The next day, I went out to the bookstore and bought the book. It's a slim little thing, clothbound, with sweet illustrations and 36 meticulously written recipes in English and in German. Alexa got Oma and Bella to share their recipes with her and then spent years transforming the vague instructions they gave her into recipes that work, with ingredients that are available both here and in the US. Having had a little experience into the difficulty of this kind of work with my own book, I tip my hat to Alexa - she did a wonderful job.
I especially loved that reading the recipes made me think of my own grandmother, who's been gone for almost 14 years now. She would have loved this book, I think. The movie, too. My grandmother loved kreplach and borscht and she also thought that food was the best way to show how much you cared for someone. She would have adored the idea of a granddaughter filming her doting grandmother as she cooked in the kitchen.
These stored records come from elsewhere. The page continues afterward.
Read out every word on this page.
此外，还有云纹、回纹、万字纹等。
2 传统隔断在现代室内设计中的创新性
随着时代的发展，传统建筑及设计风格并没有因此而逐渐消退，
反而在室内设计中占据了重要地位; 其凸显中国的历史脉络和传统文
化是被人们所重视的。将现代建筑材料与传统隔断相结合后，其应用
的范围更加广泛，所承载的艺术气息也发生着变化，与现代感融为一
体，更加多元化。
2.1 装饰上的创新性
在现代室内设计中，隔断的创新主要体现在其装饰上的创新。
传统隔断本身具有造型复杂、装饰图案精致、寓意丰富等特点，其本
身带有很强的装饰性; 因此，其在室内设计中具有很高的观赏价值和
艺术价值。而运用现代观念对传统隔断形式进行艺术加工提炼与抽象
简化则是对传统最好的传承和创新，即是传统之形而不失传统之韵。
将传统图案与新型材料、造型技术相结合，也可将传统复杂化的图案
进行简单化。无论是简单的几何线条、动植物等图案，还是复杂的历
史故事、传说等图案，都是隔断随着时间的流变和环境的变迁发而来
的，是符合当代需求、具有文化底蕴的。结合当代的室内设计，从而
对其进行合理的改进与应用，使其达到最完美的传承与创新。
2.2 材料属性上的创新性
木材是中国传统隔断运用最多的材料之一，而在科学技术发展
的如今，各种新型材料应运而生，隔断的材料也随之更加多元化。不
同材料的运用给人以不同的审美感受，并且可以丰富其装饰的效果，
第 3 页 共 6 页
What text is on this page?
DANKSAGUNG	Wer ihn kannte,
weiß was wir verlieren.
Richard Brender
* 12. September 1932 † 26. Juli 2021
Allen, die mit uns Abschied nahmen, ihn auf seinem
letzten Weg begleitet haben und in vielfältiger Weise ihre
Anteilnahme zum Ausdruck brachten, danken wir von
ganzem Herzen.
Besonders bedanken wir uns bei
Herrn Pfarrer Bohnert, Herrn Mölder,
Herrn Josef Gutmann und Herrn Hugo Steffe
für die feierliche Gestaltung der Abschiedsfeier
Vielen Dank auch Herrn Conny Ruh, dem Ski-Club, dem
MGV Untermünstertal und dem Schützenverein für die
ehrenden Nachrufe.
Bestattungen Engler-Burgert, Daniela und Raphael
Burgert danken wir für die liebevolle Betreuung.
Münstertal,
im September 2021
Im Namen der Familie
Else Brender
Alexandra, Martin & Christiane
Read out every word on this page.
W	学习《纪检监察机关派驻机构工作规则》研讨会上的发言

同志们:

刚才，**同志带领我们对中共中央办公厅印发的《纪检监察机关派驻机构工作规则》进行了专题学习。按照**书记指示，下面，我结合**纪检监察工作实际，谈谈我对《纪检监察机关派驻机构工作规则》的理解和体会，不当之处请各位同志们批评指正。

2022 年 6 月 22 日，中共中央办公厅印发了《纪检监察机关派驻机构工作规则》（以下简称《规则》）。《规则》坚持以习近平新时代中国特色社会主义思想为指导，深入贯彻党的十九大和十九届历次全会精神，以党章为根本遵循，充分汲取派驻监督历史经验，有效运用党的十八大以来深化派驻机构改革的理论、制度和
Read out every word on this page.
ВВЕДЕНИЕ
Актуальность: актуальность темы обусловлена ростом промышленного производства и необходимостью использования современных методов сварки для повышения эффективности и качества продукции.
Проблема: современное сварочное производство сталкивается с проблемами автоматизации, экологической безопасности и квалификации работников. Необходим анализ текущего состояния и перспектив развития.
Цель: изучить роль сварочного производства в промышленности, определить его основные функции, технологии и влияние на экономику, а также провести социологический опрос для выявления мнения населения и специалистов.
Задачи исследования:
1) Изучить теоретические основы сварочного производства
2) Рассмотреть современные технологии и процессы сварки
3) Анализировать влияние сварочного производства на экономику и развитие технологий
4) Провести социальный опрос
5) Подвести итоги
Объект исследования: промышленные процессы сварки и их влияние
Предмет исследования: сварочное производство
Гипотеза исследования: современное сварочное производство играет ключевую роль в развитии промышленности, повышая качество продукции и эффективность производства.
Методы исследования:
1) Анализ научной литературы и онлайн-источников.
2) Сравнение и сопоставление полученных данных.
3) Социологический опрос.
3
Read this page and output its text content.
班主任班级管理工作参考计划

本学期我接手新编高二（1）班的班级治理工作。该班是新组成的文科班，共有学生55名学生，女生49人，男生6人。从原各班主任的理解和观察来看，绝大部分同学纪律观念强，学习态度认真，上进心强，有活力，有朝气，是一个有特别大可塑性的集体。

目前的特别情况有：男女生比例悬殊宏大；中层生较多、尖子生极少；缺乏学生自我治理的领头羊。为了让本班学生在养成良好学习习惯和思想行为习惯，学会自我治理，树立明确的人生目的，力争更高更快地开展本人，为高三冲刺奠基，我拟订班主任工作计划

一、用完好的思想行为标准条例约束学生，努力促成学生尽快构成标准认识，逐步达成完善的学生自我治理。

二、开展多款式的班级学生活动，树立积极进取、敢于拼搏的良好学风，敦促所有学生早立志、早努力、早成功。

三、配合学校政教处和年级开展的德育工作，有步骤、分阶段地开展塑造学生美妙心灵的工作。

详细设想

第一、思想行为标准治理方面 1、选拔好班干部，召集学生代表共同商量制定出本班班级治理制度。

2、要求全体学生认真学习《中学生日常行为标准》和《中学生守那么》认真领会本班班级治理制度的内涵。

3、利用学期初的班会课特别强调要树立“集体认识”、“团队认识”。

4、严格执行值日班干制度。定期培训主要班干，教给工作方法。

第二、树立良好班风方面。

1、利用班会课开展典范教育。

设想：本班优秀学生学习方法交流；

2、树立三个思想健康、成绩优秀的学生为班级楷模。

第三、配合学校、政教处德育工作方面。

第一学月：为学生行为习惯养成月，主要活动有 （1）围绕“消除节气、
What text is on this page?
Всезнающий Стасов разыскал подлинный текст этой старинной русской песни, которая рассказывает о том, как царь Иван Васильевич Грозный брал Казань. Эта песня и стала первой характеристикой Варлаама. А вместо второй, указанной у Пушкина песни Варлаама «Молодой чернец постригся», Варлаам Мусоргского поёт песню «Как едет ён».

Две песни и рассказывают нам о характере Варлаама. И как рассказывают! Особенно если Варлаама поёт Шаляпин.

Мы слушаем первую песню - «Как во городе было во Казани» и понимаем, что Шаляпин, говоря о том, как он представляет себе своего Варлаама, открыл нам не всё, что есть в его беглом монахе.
Somewhere towards the end of the movie, we see a Sabbath dinner with Oma and Bella's children and grandchildren. The table is long, there are so many guests. Candles are lit, vodka is thrown back, there is happiness in the air. You, as the viewer, long to be there at that table, too. You wish you could sit next to Bella and ask her questions about her glamorous post-war life when she danced in Berlin's discos and owned a nice clothing shop, or what her secrets are to creating such a happy family. But a few scenes later, when she and Oma are at an outdoor café, sitting across from each other, you realize just how fleeting their happiness can ever be. You see how close to the surface the trauma lingers for them both. It is always there, their grief, inescapable.